= David I. Cleland =

American engineer and educator

David Ira Cleland (March 21, 1926 – August 1, 2018) was an American engineer, Educator and professor emeritus in the School of Engineering at the University of Pittsburgh, and was recognized as the "Father of Project Management".

== Biography ==
Cleland received his bachelor's degree from the University of Pittsburgh in 1954, his MBA from the University of Pittsburgh School of Business in 1958, and his Ph.D. from Ohio State University. He started working at Wright-Patterson Air Force Base, Dayton, Ohio as a project manager in the development of weapon systems. He was also very active in Project Management at the Air Force Institute of Technology (AFIT). He eventually retired as Lieutenant Colonel In 1967 he started his academic career, teaching Project Management for 35 years at the Swanson School of Engineering, University of Pittsburgh.

Cleland received the Lifetime Achievement Award in Project Management in 2010 from the Project Management Institute (PMI), where he was a Founding Member.

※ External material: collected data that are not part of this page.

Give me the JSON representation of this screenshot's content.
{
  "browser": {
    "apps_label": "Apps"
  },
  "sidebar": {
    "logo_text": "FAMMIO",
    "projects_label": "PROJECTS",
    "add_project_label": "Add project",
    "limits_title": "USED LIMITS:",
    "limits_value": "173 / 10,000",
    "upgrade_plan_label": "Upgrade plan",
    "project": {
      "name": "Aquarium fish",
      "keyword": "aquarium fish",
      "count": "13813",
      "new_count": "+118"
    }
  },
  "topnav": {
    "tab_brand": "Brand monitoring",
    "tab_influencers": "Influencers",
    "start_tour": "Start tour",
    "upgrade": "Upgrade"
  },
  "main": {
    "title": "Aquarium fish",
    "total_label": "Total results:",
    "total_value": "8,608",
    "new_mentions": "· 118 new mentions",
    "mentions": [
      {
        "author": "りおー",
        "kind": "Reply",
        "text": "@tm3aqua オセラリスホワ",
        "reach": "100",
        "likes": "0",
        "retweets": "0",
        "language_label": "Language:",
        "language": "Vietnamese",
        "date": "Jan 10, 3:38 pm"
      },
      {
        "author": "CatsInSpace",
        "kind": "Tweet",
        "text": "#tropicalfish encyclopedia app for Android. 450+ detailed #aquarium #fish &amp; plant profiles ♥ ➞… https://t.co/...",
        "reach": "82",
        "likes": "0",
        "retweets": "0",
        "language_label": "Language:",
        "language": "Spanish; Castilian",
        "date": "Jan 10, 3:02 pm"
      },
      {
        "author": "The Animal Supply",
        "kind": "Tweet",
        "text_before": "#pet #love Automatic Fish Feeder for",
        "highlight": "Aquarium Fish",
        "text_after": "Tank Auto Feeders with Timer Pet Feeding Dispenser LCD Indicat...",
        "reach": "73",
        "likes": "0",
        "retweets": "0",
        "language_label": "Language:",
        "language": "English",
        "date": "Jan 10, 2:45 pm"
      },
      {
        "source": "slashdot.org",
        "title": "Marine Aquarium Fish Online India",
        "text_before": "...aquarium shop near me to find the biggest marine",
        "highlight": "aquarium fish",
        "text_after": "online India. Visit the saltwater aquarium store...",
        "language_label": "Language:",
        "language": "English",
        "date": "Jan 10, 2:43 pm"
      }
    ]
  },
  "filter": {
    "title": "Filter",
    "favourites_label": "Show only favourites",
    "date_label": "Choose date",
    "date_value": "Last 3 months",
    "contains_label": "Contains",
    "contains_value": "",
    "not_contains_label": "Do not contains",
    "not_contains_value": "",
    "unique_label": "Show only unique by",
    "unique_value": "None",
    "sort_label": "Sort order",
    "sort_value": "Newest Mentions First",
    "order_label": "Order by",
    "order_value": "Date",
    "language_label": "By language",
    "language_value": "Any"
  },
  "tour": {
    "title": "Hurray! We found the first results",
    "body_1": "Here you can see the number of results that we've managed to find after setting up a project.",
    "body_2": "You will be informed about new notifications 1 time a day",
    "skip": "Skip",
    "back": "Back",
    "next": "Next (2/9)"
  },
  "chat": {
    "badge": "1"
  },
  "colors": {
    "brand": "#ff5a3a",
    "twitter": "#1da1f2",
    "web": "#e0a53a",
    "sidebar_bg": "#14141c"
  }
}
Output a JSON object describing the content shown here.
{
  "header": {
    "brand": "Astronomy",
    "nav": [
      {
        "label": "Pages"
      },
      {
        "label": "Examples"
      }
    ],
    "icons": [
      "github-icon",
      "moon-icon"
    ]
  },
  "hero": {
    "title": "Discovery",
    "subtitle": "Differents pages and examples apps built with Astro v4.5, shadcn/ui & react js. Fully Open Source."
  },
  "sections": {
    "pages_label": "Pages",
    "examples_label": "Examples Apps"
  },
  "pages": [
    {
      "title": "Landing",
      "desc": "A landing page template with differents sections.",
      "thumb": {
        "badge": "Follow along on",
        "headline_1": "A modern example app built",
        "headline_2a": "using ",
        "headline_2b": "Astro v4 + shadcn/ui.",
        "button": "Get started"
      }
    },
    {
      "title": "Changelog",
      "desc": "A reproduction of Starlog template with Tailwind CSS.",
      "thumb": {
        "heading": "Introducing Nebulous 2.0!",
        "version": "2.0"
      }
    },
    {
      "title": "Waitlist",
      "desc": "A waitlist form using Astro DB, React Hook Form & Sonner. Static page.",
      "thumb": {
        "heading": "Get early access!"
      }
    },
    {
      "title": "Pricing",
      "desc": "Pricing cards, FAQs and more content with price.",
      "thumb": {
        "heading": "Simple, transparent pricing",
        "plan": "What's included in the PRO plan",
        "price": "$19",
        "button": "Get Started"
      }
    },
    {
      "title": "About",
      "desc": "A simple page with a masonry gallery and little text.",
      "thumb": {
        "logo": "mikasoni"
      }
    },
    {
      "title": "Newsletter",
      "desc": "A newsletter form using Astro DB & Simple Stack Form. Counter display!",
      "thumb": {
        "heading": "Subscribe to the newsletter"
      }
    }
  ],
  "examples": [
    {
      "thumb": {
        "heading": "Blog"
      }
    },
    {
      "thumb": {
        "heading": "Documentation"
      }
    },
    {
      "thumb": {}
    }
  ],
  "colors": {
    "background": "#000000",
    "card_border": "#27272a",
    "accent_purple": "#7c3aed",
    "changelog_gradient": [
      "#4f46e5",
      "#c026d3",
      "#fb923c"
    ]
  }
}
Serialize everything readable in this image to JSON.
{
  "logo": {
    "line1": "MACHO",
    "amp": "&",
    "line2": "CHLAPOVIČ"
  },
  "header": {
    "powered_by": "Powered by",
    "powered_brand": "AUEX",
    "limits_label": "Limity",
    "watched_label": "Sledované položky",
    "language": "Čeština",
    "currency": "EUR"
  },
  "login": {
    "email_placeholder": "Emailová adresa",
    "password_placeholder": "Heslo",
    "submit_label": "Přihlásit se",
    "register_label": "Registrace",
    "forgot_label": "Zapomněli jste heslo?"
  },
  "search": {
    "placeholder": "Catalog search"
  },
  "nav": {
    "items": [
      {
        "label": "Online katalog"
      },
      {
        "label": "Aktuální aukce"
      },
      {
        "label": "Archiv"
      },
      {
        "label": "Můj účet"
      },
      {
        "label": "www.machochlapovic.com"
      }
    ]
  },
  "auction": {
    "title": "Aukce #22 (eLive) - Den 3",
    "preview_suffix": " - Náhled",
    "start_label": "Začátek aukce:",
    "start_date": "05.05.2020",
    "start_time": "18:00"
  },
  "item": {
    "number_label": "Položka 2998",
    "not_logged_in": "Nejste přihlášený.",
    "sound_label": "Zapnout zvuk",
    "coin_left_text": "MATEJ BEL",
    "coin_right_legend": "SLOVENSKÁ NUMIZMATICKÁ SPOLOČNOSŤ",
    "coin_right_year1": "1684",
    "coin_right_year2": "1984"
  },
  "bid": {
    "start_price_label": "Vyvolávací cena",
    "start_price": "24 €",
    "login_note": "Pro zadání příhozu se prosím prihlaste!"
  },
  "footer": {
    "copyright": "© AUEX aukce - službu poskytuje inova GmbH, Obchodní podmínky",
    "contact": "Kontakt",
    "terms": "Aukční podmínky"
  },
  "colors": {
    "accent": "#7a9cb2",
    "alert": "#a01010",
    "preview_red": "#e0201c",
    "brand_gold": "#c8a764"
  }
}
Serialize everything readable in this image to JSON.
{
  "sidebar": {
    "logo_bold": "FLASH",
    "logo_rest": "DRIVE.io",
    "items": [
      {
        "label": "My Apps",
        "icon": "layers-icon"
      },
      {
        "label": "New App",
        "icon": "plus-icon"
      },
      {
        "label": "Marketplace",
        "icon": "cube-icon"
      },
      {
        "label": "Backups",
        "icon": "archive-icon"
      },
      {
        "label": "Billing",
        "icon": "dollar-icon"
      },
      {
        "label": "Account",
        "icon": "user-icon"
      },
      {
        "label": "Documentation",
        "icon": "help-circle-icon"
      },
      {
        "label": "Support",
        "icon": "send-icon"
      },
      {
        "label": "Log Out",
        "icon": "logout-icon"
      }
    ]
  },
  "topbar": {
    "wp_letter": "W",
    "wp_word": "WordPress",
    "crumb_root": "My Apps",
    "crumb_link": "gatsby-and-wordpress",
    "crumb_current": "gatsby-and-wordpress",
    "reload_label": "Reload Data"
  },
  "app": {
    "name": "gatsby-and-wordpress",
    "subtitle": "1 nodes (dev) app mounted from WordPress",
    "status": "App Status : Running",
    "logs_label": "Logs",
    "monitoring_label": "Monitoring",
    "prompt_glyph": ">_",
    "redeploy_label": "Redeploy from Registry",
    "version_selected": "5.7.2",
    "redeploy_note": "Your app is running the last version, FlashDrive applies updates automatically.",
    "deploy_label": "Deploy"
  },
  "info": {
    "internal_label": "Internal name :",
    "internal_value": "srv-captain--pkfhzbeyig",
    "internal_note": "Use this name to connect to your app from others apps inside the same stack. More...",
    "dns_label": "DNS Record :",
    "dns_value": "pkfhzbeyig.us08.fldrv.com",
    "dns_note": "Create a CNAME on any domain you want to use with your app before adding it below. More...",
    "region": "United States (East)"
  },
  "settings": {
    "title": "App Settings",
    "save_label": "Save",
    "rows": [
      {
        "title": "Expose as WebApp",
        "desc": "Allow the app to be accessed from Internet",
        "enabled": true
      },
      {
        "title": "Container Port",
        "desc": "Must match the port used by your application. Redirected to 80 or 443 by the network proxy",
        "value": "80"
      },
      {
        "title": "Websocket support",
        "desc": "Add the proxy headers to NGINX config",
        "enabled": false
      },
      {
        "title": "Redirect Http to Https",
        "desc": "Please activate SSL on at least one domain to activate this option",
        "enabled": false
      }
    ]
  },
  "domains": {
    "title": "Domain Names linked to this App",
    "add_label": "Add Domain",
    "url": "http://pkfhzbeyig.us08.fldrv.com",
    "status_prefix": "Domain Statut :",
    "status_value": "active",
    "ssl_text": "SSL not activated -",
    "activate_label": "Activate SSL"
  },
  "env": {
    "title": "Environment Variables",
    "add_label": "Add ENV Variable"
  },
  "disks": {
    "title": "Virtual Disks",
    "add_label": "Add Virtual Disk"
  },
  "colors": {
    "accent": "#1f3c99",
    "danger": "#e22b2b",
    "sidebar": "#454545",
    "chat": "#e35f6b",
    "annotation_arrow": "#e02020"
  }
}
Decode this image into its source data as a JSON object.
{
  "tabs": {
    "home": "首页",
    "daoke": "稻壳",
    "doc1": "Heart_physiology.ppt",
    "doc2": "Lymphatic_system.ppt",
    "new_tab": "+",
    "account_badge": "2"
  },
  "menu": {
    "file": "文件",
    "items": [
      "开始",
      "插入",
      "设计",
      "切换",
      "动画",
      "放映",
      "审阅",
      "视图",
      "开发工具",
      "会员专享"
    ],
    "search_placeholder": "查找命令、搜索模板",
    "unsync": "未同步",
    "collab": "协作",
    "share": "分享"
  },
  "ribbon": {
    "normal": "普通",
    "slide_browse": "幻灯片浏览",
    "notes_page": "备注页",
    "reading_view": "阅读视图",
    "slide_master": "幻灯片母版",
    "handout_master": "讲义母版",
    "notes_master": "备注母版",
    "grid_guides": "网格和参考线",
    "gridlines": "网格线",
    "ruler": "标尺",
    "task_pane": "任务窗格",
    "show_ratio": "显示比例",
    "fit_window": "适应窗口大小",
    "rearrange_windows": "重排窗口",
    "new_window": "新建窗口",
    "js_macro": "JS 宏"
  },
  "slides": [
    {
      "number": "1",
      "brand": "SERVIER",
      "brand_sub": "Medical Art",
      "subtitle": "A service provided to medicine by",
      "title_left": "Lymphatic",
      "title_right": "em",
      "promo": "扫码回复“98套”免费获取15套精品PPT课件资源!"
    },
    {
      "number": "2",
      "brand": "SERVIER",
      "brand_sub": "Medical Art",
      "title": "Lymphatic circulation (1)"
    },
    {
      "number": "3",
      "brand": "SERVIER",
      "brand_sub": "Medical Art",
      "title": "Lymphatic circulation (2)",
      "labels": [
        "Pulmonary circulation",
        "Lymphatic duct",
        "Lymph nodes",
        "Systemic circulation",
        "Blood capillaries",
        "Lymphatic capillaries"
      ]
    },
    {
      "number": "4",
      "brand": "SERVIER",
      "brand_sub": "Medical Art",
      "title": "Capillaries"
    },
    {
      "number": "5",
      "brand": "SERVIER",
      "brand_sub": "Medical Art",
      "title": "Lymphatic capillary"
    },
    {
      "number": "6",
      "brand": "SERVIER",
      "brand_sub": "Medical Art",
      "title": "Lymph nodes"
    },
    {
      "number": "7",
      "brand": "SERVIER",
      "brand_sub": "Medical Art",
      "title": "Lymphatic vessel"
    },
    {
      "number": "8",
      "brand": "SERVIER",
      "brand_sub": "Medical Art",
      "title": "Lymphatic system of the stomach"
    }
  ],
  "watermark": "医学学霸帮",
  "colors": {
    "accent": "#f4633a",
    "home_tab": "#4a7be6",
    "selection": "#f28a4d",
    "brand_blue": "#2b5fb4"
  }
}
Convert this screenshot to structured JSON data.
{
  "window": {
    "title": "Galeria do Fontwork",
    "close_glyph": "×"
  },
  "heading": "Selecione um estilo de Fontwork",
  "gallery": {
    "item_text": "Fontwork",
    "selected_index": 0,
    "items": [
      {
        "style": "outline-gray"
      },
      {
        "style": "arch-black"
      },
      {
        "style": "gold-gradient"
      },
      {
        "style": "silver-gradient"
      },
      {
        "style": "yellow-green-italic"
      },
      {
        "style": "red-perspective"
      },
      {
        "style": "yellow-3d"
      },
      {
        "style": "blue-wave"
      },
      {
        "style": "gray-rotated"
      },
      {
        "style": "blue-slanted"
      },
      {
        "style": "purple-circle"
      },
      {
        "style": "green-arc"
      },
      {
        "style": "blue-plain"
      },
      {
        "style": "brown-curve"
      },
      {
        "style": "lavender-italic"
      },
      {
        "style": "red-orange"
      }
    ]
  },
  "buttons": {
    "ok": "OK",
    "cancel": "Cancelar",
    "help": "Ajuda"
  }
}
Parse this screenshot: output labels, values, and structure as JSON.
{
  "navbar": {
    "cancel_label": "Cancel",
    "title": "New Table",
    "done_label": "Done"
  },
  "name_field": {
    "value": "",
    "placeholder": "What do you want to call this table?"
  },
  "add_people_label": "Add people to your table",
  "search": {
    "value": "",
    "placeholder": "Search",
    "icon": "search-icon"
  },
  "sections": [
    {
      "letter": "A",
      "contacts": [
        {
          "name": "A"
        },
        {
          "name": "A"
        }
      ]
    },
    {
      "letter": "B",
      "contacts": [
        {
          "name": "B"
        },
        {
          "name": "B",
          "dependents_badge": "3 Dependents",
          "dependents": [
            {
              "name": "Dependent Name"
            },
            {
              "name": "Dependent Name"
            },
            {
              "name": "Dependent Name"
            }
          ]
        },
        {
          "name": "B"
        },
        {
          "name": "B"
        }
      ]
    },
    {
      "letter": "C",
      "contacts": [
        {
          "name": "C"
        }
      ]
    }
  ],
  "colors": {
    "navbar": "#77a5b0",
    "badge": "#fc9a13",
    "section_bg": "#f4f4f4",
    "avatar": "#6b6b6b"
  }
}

Cleland also served as consultant for both national and foreign companies. He was co-founder of the University of Pittsburgh’s Manufacturing Assistance Centre (MAC), whose mission was to provide manufacturing systems technology assistance to small and mid-sized manufacturers in Western Pennsylvania.

Until 2010 he divided his time between teaching, writing and occasional speaking engagements.

== Work ==
Cleland was the author or editor of 41 books on project management, including The Project Management handbook (1988), Engineering Management and Manufacturing Management. He was the most published author of project management textbooks in the world.

=== David I. Cleland Project Management Literature Award ===
A longtime member of the Project Management Institute, Cleland was named a Fellow of PMI in 1987 and has received PMI’s Distinguished Contribution to Project Management Award an unprecedented three times. The PMI has named an award in his honor; the PMI David I. Cleland Project Management Literature Award.

Its purpose was to recognize and honor the best project management literature published during the previous calendar year. This award recognizes the author for significant contributions and for advancing the project management knowledge, practices, procedures, concepts, or other advanced techniques that demonstrate the value of using project management. The publication may be on historical, current or future endeavors.

== Publications ==
Books, a selection:
- 1978. Strategic planning and policy. with W. R. King
- 1985. A project management dictionary of terms. With Harold Kerzner. New York : Van Nostrand Reinhold
- 1986. Project stakeholder management Second Edition
- 1988. Project management handbook. with W. R. King
- 1994. Global project management handbook. with Roland Gareis.
- 1999. Project management: strategic design and implementation. With Harold Kerzner

== Death ==
Cleland died on August 1, 2018, while under the care of Passavant Retirement Community in Zelienople, Pennsylvania.